Wurtzite-derived polytypes of kesterite and stannite quaternary chalcogenide semiconductors

The ${\text{I}}_{2}{\text{-II-IV-VI}}_{4}$ quaternary chalcogenide semiconductors (e.g., ${\text{Cu}}_{2}{\text{ZnGeS}}_{4}$, ${\text{Cu}}_{2}{\text{ZnSnS}}_{4}$, ${\text{Cu}}_{2}{\text{ZnGeSe}}_{4}$ ${\text{Cu}}_{2}{\text{CdSnSe}}_{4}$, and ${\text{Ag}}_{2}{\text{CdGeSe}}_{4}$) have been studied for more than 40 years but the nature of their crystal structures has proved contentious. Literature reports exist for the stannite and kesterite mineral structures, which are zinc-blende-derived structures, and wurtzite-stannite, which is a wurtzite-derived structure.
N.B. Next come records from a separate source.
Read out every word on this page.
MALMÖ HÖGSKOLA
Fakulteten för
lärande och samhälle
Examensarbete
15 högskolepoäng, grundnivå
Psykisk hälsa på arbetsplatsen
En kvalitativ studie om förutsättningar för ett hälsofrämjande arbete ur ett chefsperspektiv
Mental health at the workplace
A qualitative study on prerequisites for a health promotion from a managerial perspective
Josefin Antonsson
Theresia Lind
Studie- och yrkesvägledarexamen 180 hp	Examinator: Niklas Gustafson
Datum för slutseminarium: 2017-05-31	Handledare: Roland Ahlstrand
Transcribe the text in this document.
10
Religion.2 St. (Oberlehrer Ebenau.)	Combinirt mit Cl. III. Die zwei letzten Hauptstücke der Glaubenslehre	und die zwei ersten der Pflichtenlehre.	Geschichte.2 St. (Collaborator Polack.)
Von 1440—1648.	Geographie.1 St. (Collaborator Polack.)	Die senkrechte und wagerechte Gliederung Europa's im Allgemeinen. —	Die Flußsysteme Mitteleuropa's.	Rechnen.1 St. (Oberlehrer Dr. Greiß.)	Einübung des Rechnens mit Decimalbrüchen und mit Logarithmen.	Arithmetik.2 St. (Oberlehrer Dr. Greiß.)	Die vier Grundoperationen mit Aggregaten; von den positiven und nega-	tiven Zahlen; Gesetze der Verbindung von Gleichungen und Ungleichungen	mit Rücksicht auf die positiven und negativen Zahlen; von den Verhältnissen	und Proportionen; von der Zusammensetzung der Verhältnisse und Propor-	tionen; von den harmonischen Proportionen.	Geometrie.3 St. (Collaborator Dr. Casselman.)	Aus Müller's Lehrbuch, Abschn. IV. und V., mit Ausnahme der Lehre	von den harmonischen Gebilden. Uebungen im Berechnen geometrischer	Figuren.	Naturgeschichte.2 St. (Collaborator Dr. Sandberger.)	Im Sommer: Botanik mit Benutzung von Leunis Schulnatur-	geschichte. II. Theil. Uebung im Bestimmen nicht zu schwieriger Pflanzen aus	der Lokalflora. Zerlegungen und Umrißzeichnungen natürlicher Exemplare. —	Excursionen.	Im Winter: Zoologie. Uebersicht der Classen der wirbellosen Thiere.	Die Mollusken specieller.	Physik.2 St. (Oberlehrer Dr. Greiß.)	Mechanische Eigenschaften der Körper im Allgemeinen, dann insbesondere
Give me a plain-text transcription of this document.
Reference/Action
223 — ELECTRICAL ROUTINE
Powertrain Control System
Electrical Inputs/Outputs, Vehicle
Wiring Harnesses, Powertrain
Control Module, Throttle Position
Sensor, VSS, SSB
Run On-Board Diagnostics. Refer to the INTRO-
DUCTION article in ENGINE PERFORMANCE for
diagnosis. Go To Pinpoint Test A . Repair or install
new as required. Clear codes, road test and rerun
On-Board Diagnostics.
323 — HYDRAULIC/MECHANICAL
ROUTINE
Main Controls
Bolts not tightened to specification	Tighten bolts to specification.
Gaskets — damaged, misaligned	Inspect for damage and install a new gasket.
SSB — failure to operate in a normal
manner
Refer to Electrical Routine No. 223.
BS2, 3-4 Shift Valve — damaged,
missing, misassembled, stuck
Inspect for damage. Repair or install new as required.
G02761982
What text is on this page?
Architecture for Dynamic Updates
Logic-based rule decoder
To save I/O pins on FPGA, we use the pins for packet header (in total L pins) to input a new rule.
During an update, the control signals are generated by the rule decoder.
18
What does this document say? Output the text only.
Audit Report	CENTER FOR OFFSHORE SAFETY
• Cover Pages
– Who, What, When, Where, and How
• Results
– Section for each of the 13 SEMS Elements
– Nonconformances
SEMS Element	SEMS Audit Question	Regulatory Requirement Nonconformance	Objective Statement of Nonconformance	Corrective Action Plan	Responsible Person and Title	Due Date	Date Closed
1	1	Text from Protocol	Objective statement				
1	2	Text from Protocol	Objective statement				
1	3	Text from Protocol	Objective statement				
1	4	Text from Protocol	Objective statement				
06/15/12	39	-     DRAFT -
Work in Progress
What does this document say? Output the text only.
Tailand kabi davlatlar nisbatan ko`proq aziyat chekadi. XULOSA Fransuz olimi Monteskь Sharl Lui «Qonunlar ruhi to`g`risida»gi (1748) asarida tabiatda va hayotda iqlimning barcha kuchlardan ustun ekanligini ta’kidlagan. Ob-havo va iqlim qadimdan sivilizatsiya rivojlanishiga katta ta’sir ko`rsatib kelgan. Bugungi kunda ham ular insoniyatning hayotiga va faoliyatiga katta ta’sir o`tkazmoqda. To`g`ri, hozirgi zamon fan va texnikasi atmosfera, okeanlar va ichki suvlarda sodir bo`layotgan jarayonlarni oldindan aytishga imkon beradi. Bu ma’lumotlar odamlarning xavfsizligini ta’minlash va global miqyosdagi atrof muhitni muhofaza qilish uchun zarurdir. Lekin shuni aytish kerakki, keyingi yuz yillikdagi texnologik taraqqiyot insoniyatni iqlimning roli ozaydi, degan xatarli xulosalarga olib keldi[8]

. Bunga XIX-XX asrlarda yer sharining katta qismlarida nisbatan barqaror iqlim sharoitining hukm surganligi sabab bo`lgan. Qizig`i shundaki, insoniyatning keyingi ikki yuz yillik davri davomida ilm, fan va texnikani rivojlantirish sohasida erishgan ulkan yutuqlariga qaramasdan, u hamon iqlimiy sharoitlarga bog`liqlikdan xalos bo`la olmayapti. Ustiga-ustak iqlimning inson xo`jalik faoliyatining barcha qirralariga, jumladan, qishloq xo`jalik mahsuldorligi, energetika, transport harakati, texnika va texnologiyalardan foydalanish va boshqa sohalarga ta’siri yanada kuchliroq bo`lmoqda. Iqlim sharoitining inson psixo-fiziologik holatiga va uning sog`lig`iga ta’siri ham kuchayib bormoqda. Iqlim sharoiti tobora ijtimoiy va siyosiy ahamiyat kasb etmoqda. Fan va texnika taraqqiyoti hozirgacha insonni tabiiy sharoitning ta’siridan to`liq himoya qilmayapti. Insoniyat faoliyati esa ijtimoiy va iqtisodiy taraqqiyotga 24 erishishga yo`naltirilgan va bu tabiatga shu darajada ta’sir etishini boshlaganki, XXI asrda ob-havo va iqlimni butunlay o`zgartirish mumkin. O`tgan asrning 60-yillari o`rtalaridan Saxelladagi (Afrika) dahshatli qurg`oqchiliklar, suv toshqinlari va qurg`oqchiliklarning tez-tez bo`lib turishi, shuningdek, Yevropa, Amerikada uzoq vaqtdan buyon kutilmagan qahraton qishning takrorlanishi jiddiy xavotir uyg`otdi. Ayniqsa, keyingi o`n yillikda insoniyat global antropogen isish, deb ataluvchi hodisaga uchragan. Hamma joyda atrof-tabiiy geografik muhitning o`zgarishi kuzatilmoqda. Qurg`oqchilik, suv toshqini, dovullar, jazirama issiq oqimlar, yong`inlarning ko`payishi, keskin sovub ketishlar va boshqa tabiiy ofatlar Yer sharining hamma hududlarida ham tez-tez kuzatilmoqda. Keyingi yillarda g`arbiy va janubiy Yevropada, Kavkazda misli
In this paper, through a global search based on the valence octet rule (local charge neutrality), we report a wurtzite-derived structure corresponding to the kesterite structure, namely, wurtzite-kesterite (space group $Pc$), which is the ground state for some ${\text{I}}_{2}{\text{-II-IV-VI}}_{4}$ compounds, but is easily confused with the wurtzite-stannite (space-group $Pmn{2}_{1}$) structure. We show that there is a clear relationship between the properties of the wurtzite-kesterite and zinc-blende-derived kesterite structures, as well as between wurtzite-stannite and stannite. Contributions from the strain and Coulomb energies are found to play an important role in determining the structural stability. The underlying trends can be explained according to the size and ionicity of the group-I, -II, -IV, and -VI atoms. Electronic-structure calculations show that the wurtzite-derived structures have properties similar to the zinc-blende-derived structures, but their band gaps are relatively larger, which has also been observed for binary II-VI semiconductors.